Rudolf von May has seen some pretty wild things in Peru’s Amazon rainforest. But a team member’s cell phone video took things to a whole new level. It showed a giant tarantula about the size of a dinner plate. Even more surprising? The spider wobbled through the leaf litter with the body of a mouse opossum hanging from its fangs.
An ecologist, von May works at the University of Michigan in Ann Arbor. To see the first-ever recording of such an encounter “was very surprising — to some extent shocking,” he says. “It’s very rare to see mammals being preyed upon by a large spider.” Far more common is to see predators that are vertebrates higher up the food chain.

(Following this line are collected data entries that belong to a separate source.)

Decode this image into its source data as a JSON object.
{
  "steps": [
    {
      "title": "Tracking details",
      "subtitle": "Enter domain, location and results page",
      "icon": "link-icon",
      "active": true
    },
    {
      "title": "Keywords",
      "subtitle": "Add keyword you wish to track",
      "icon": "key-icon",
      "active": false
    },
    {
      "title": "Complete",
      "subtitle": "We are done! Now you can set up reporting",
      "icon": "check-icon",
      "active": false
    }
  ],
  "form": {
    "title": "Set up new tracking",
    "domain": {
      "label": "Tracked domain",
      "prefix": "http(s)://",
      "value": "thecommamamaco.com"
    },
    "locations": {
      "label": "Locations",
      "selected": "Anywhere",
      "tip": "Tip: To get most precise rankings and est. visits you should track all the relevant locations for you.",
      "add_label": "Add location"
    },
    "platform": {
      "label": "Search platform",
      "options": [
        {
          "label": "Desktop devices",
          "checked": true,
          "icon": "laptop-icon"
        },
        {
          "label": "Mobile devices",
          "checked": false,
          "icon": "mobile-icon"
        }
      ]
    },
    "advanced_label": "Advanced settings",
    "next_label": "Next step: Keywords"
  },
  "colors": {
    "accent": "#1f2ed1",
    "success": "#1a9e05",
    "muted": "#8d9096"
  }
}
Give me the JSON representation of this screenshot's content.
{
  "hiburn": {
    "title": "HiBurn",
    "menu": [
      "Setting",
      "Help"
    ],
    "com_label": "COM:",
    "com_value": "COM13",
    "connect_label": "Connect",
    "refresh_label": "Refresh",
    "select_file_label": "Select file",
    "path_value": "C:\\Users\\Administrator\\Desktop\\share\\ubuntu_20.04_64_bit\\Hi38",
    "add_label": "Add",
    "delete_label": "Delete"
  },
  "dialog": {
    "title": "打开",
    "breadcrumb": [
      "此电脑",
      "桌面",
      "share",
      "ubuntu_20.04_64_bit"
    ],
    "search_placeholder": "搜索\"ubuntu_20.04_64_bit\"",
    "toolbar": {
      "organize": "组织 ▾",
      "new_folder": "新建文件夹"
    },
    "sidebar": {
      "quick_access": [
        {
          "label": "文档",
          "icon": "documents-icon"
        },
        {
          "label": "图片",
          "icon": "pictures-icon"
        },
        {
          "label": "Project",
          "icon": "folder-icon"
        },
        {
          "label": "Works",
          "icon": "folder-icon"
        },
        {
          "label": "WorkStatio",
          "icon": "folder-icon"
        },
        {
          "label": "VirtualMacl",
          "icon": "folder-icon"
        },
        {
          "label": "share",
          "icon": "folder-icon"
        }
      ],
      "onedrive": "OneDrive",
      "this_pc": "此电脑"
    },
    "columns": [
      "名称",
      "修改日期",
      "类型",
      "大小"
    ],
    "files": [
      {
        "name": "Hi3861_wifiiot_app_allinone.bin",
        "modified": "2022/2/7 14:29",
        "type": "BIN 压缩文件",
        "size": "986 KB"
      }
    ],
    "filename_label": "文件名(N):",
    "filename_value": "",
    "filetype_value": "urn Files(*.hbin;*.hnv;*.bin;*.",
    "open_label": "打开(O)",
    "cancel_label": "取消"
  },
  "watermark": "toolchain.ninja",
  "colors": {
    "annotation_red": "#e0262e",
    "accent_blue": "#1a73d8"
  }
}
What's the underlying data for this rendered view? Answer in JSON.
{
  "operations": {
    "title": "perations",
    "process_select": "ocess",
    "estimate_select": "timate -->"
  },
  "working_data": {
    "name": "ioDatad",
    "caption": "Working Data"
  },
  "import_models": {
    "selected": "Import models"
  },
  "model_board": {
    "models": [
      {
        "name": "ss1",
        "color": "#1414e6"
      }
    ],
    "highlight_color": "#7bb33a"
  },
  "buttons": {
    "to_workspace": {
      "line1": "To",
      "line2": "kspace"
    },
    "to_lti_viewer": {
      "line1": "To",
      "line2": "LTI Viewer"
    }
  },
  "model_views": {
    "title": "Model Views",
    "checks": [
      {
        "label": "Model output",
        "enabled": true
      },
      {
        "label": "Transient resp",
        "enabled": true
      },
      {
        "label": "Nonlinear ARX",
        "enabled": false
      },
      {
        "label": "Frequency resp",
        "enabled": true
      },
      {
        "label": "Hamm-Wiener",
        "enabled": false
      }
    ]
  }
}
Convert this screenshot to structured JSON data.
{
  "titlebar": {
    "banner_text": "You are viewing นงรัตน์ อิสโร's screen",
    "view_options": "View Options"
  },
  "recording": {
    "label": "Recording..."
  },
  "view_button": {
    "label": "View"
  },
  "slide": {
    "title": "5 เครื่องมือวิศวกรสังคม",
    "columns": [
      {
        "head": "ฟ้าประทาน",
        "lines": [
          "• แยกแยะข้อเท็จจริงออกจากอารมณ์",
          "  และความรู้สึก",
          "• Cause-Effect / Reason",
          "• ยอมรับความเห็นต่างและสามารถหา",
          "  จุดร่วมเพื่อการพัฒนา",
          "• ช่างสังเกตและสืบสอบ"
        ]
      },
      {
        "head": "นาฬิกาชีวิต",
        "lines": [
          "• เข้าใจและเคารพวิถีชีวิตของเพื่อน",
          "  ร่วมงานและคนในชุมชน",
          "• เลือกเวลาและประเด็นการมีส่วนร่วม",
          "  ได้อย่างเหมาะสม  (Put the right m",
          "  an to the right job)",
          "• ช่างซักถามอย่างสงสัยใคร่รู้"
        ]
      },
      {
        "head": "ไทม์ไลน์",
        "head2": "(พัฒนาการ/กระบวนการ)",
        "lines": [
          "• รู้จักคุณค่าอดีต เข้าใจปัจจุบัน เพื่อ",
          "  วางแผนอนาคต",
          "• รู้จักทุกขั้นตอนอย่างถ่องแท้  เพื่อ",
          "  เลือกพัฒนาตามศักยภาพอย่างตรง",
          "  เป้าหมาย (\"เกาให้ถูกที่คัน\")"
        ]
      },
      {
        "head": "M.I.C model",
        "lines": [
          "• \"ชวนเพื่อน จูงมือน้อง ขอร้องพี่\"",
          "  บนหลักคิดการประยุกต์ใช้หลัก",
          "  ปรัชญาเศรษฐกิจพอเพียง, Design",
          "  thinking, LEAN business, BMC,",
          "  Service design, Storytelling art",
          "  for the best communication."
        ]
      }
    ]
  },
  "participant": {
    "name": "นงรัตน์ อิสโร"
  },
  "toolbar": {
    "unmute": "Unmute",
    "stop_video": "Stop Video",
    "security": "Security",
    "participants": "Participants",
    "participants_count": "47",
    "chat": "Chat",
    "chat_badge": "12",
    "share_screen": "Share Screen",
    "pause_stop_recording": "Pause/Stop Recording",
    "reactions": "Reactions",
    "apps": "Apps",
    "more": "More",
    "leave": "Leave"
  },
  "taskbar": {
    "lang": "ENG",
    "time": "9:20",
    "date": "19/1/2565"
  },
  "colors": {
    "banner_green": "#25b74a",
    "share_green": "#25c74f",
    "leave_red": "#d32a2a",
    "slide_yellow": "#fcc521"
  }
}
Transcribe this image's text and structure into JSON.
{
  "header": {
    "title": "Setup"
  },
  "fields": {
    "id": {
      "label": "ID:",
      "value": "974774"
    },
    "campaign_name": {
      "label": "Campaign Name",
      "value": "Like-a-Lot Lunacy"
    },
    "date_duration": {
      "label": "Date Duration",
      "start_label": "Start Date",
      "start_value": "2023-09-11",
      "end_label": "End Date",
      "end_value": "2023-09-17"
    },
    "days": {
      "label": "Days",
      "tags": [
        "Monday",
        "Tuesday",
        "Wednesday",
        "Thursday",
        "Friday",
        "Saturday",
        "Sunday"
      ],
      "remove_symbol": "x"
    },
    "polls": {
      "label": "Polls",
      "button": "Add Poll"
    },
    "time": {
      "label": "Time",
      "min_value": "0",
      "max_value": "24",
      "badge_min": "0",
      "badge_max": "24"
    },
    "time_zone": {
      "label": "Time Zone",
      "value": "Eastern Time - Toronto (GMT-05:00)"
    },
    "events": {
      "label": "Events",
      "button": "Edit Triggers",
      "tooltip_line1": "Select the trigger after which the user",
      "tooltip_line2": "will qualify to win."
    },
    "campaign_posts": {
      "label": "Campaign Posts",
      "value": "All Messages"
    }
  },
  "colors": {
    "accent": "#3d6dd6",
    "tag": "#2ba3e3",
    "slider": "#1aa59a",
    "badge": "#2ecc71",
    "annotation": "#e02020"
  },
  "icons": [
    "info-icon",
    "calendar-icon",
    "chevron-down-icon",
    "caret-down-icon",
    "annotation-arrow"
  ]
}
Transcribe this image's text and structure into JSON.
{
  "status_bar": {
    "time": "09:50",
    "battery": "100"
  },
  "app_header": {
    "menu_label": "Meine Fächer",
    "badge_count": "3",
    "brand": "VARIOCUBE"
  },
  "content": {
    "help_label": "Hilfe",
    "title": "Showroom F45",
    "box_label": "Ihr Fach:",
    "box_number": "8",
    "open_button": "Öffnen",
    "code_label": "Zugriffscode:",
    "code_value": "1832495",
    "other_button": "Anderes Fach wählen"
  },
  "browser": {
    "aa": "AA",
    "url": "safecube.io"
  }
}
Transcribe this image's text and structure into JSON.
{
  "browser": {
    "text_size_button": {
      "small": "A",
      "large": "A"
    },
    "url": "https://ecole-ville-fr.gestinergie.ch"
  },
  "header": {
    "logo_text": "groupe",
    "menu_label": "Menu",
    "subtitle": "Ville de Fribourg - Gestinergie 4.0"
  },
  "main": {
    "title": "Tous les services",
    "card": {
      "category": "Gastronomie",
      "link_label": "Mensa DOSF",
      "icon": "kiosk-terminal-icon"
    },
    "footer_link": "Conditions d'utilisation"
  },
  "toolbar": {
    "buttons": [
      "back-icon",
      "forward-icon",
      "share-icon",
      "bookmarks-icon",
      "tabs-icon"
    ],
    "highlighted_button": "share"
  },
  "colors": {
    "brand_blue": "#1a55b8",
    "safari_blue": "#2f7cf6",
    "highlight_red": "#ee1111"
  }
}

Over the past 10 years, von May and his colleagues have made many trips to the rainforest. Each may last three to four weeks. At night, the team divides into groups and begins hiking. They trek through thick humidity and clouds of biting bugs in search of data on amphibians and reptiles. Depending on the project, they might count critters or take tissue samples.
Along the way, they’ve discovered some surprises about who’s eating who. From 2008 to 2017, the team logged 15 instances of invertebrates — animals without a backbone — preying on vertebrates. Once, it was a wandering spider gripping a Bolivian bleating frog. Another time, a centipede nibbled on a very venomous young coral snake — that it had beheaded. And, of course, there was the jaw-dropping tarantula vs. opossum. The researchers described these strange meals February 28 in Amphibian & Reptile Conservation.
“It is very valuable and necessary to document these interactions in the field because tropical ecosystems are super diverse,” von May says. With so many organisms around, it’s hard to know how they all interact.
Many invertebrates are predators. Some have vibration-detecting hairs or paralyzing venom to help catch prey. And scientists have known since at least the 1980s that spineless critters can eat vertebrates.